Treat the stop function exactly like a Close() on a resource: always defer.


Bug 3 — Calling iter.Pull next from multiple goroutines

next, stop := iter.Pull(seq)
defer stop()
for i := 0; i < 4; i++ {
    go func() {
        for {
            v, ok := next()
            if !ok {
                return
            }
            process(v)
        }
    }()
}

Bug: iter.Pull is not goroutine-safe. The next function manipulates the coroutine stack, and concurrent calls corrupt it. The race detector will flag this, but only if you exercise both goroutines simultaneously.

Fix: use a channel adapter. One goroutine drains next and sends to a channel; many workers receive from it.

ch := make(chan int)
go func() {
    defer close(ch)
    for {
        v, ok := next()
        if !ok {
            return
        }
        ch <- v
    }
}()
for i := 0; i < 4; i++ {
    go func() {
        for v := range ch {
            process(v)
        }
    }()
}

Bug 4 — Treating weak.Pointer.Value() as stable

func get(p weak.Pointer[Entry]) *Entry {
    if p.Value() == nil {
        return nil
    }
    return p.Value()
}

Bug: the first Value() returns a non-nil pointer, but the GC may collect the object between the two calls. The second Value() could return nil, leading to a nil deref in the caller — except the caller is unprepared because the first check passed.

Fix: call Value() once, store the result in a local, check the local:

func get(p weak.Pointer[Entry]) *Entry {
    e := p.Value()
    if e == nil {
        return nil
    }
    return e
}

The local variable also keeps the object alive for the rest of the function, preventing collection while you use it.

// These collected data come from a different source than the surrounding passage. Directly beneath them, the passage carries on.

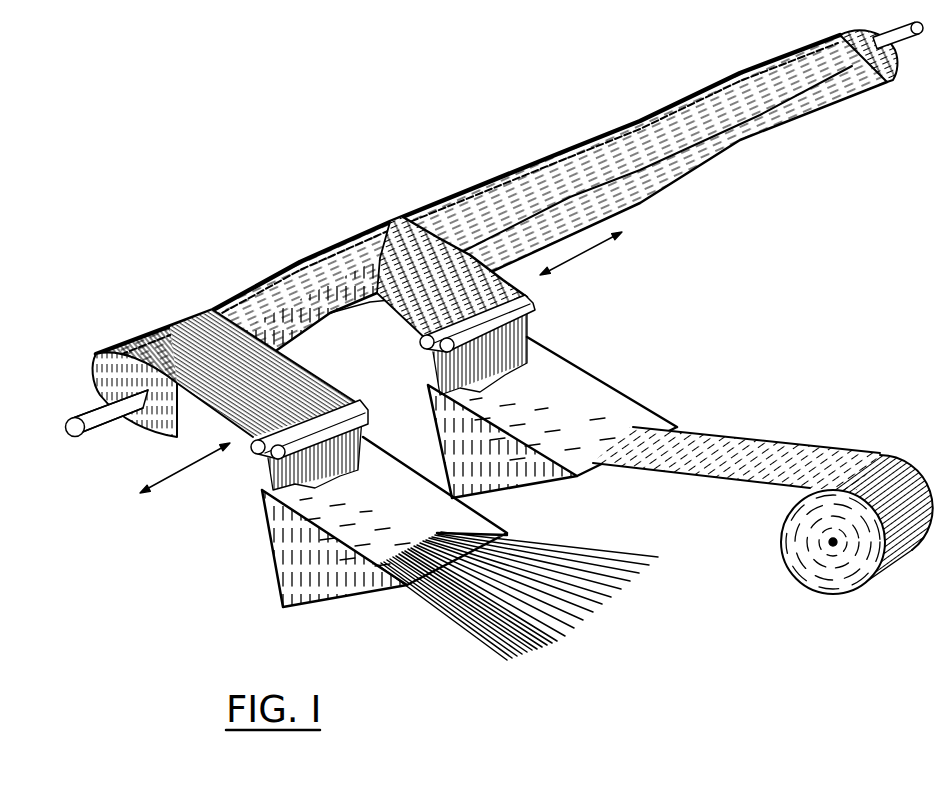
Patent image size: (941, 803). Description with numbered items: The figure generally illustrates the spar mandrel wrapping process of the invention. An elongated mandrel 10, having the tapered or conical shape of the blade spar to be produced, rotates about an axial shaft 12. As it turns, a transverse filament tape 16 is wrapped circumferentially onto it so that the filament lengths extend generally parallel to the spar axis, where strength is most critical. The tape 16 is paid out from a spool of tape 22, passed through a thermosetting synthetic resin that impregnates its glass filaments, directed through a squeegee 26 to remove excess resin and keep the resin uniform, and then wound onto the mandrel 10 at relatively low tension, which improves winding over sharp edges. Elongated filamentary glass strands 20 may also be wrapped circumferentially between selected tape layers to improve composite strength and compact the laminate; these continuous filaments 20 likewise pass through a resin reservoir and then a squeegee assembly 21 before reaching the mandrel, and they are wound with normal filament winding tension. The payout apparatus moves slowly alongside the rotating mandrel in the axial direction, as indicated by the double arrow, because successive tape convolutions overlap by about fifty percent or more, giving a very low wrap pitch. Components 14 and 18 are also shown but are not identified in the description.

The mandrel 10 is at (93, 358).
The axial shaft 12 is at (93, 432).
The first web 14 is at (203, 313).
The transverse filament tape 16 is at (392, 226).
The trough 18 is at (572, 395).
The filamentary glass strands 20 is at (603, 599).
The squeegee assembly 21 is at (257, 452).
The spool of tape 22 is at (840, 593).
The squeegee 26 is at (531, 302).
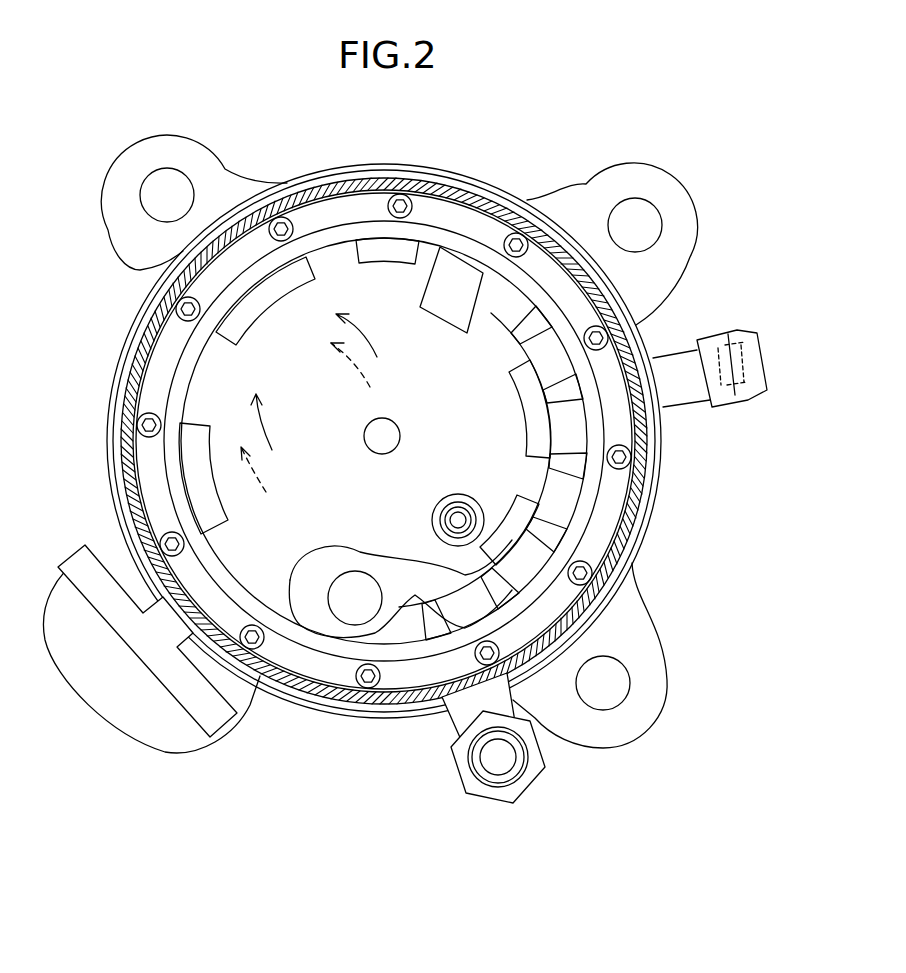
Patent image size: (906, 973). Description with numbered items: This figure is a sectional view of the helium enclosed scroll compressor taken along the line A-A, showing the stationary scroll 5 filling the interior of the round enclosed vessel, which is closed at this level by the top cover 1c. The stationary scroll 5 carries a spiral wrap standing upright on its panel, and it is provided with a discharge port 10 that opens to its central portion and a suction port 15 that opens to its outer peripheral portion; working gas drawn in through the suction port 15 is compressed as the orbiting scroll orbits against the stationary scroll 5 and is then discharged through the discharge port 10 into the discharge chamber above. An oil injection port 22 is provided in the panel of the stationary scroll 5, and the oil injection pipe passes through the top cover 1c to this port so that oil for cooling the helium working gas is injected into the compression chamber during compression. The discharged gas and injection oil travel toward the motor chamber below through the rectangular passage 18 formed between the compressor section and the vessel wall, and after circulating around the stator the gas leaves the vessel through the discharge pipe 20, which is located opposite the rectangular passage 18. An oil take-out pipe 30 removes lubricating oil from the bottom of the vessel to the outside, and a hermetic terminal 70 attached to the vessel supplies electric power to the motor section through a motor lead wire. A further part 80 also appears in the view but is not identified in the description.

Bug 5 — AddCleanup capturing the object being cleaned

func newBuffer() *Buffer {
    b := &Buffer{fd: open()}
    runtime.AddCleanup(b, func(b *Buffer) { syscall.Close(b.fd) }, b)
    return b
}

Bug: the cleanup function captures b as its argument. This means the cleanup holds a strong reference to b, so b is never collected, so the cleanup never runs. The whole purpose of AddCleanup is to not have a reference to the cleanup target.

Fix: capture only what you need (the fd):

runtime.AddCleanup(b, func(fd int) { syscall.Close(fd) }, b.fd)

This is exactly the API improvement over SetFinalizer — the API is shaped to make the bug harder by not handing you the pointer.


Bug 6 — Mixing SetFinalizer and AddCleanup expecting cooperation

runtime.SetFinalizer(db, func(db *DB) { db.flush() })
runtime.AddCleanup(db, func(f *os.File) { f.Close() }, db.f)

Bug: both run, in unspecified order, on different goroutines. flush() may run after f.Close(), writing to a closed fd, or vice versa. The Go 1.24 release notes explicitly say "do not mix SetFinalizer and AddCleanup on the same object."

Fix: use one or the other. The recommended path is to migrate fully to AddCleanup.


Bug 7 — Reading GOMAXPROCS at init before automaxprocs runs

// in package a
var workers = runtime.GOMAXPROCS(0) // captured at init time
// in package main
import _ "go.uber.org/automaxprocs"

Bug: Go init order is package-dependency-driven, not alphabetical. If a initializes before automaxprocs, workers captures the wrong value (host CPU count, not container quota). When the proposal for runtime auto-detection lands, this becomes irrelevant, but right now it's a real footgun.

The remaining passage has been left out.